J’ai cru que papa était mort et qu’il ne voulait pas me l’annoncer devant toute la famille, mais, une fois assis, il m’annonça la suivante: Adam, vous n’avez aucun lien familial avec votre père. Les examens que vous avez faits ce matin ne montrent pas de traits génétiques identifiables. Je suis désolé de vous le dire de cette manière mais vu la situation, j’ai eu le pressentiment que vous n’êtes pas au courant, sinon vous ne vous seriez pas présenté comme donneur.

Ah la catastrophe!

« Et ce fut la réponse aux deux grandes questions qui me torturaient: pourquoi ma mère me disait toujours, « tu es mon préféré, tu es le cadet mais tu es mon préféré » et puis cette phrase qu’elle me répétait avant de mourir, il y a un an: « Je t’aime Jonathan, je t’aime. Et moi, comme un idiot je lui répondais: maman je suis Adam, c’est qui Jonathan? »

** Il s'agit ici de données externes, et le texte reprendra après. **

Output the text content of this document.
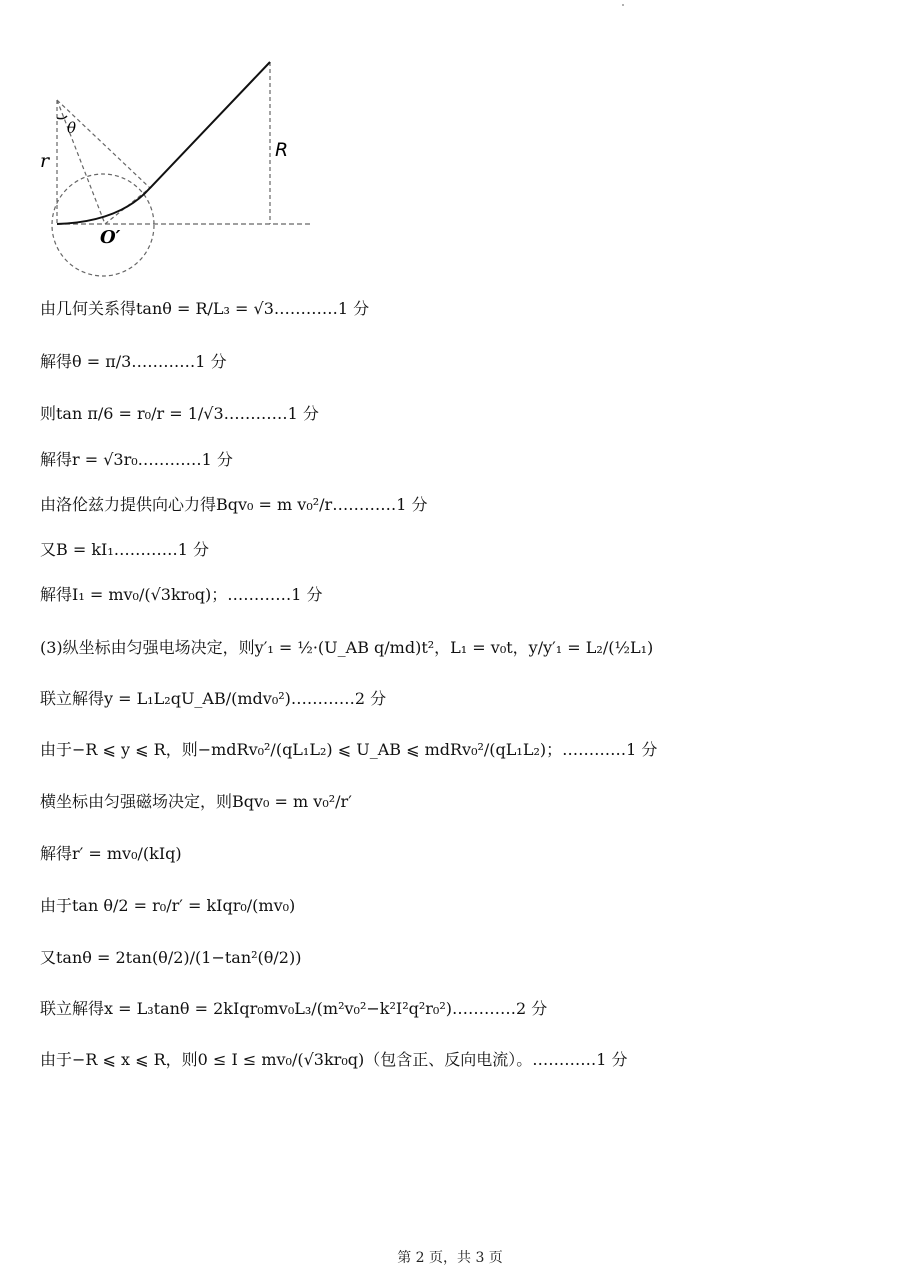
θ
r	R
O′
由几何关系得tanθ = R/L₃ = √3…………1 分
解得θ = π/3…………1 分
则tan π/6 = r₀/r = 1/√3…………1 分
解得r = √3r₀…………1 分
由洛伦兹力提供向心力得Bqv₀ = m v₀²/r…………1 分
又B = kI₁…………1 分
解得I₁ = mv₀/(√3kr₀q)；…………1 分
(3)纵坐标由匀强电场决定，则y′₁ = ½·(U_AB q/md)t²，L₁ = v₀t，y/y′₁ = L₂/(½L₁)
联立解得y = L₁L₂qU_AB/(mdv₀²)…………2 分
由于−R ⩽ y ⩽ R，则−mdRv₀²/(qL₁L₂) ⩽ U_AB ⩽ mdRv₀²/(qL₁L₂)；…………1 分
横坐标由匀强磁场决定，则Bqv₀ = m v₀²/r′
解得r′ = mv₀/(kIq)
由于tan θ/2 = r₀/r′ = kIqr₀/(mv₀)
又tanθ = 2tan(θ/2)/(1−tan²(θ/2))
联立解得x = L₃tanθ = 2kIqr₀mv₀L₃/(m²v₀²−k²I²q²r₀²)…………2 分
由于−R ⩽ x ⩽ R，则0 ≤ I ≤ mv₀/(√3kr₀q)（包含正、反向电流）。…………1 分
第 2 页，共 3 页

Alors, les mains sur les joues, les yeux bloqués sur l’écran de mon ordinateur, c’est la nuit, je reste assise dans mon canapé, je ferme les yeux et pour une toute première, mon cerveau arrête de fonctionner pour un lapse de temps qui me parut éternel.

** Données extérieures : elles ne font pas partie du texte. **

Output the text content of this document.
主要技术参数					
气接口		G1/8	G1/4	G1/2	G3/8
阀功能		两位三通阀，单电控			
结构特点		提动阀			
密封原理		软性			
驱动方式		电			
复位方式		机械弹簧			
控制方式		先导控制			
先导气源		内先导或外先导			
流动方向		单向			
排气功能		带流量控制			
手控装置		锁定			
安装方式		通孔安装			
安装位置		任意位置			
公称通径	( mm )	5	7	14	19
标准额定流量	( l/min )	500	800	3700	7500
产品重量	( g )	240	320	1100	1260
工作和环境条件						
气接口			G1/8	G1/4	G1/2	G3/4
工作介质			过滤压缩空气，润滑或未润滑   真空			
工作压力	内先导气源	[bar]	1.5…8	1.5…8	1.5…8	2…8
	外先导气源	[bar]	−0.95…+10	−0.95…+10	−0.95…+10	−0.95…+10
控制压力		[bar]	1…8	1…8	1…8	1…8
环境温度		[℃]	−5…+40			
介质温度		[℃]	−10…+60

Les folies de l’amour, l’état de ce jeune homme, la situation du père, les paroles de cette maman morte, toute une vie, toute une histoire filait devant moi; et, au lieu de continuer la lecture, je décide de me reposer car, je pensais dorénavant à ce père, et me demandais s’il savait ou pas. Adam, m’avait-il raconté la suite? 

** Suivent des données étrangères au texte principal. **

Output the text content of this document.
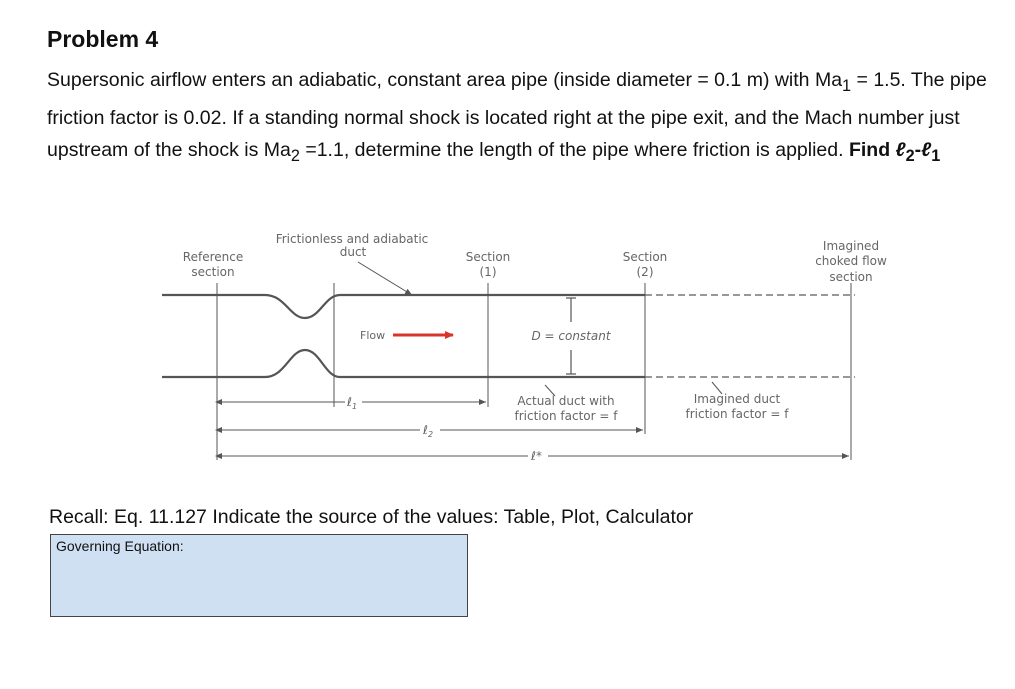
Problem 4
Supersonic airflow enters an adiabatic, constant area pipe (inside diameter = 0.1 m) with $Ma_1 = 1.5$. The pipe friction factor is 0.02. If a standing normal shock is located right at the pipe exit, and the Mach number just upstream of the shock is $Ma_2 =1.1$, determine the length of the pipe where friction is applied. Find ℓ$_2$-ℓ$_1$
Frictionless and adiabatic
duct
Reference
section
Section
(1)
Section
(2)
Imagined
choked flow
section
Flow	D = constant
Actual duct with
friction factor = f
Imagined duct
friction factor = f
ℓ$_1$
ℓ$_2$
ℓ*
Recall: Eq. 11.127 Indicate the source of the values: Table, Plot, Calculator
Governing Equation:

« Le docteur me demandait de réfléchir, de voir si l’une de mes sœurs serait prête à donner un rein; et si par hasard Anna ou Janine n’étaient-elles pas aussi les filles de mon papa?!

Une infirmière vient nous annoncer que mon père est réveillé et qu’il était possible de le voir pour un moment. J’entre seul, je lui tiens la main, il me regarde avec une tendresse que je côtoie depuis mon jeune âge, et, sa main dans la mienne, j’ose lui demander: papa, tu savais?

On s’attend à tout sauf à ceci: oui, et tu es mon préféré à moi aussi, parce que je ne voyais l’amour dans ses yeux que lorsqu’elle te regardait, lorsqu’elle parlait de toi, lorsqu’elle t’a pris la première fois dans ses bras ». 

Bon, c’est la fête des pères et je m’efforce à ne pas pleurer, mais là … 

« Madame, ma sœur Janine a fini par lui donner un rein, elle avait une forte compatibilité. Quand papa était rentré, je ne pouvais pas le regarder dans les yeux, j’avais honte. Je ne savais pas quoi lui dire. Jusqu’au jour où il m’appelle, me prépare un thé et me dit: tu m’écoutes bien, tu es mon fils, c’est moi qui t’ai élevé, je sais que tu es troublé mais crois moi, je suis fier de toi, tu me rappelles ta mère et tu es la preuve vivante du vrai amour. Alors si tu acceptes, j’aimerai bien que tu restes mon fils.

 Papa, comment fais-tu ? Sais-tu au moins qui est ce Jonathan?

 Si cela t’intéresse, on ira le trouver ensemble. Moi, je connais Liliane (alors la maman s’appelait Liliane) et Adam. Jonathan ou pas, cela n’ajoute aucune importance à mon être. Ta mère est une femme de valeur, elle avait ses faiblesses comme tout le monde et elle m’aimait à sa manière. C’était mon choix de la quitter ou pas. Et comme je ne pouvais vivre sans elle, j’ai pris la décision de me dédier à cette belle famille sans lui poser des questions. Un homme agit et ne se lamente pas. Voilà c’est aussi simple que ça. Et puis Anna est arrivée et je savais au préalable que ta mère tenait à nous parce qu’elle vivait dans des ailleurs qui lui plaisaient, sans nous quitter afin de matérialiser ses désirs et pour ce, je la respectais énormément, je vénérais le sacrifice qu’elle s’était infligée, pendant que d’autres mettaient de coté leurs enfants au dépend d’un amour finalement éphémère ».

 Ah là là ce papa!

 « Madame, je ne suis pas allé à la recherche de Jonathan, moi mon père, je sais très bien c’est qui »! 

L’email prend fin sur ces mots. Ce père, j’ai envie de le connaitre, de mettre une image concrète à celle que j’imagine, de donner une voix aux paroles que j’ai entendues dans cette lettre. Et au final, de lui demander à lui, comment peut-on aimer ainsi?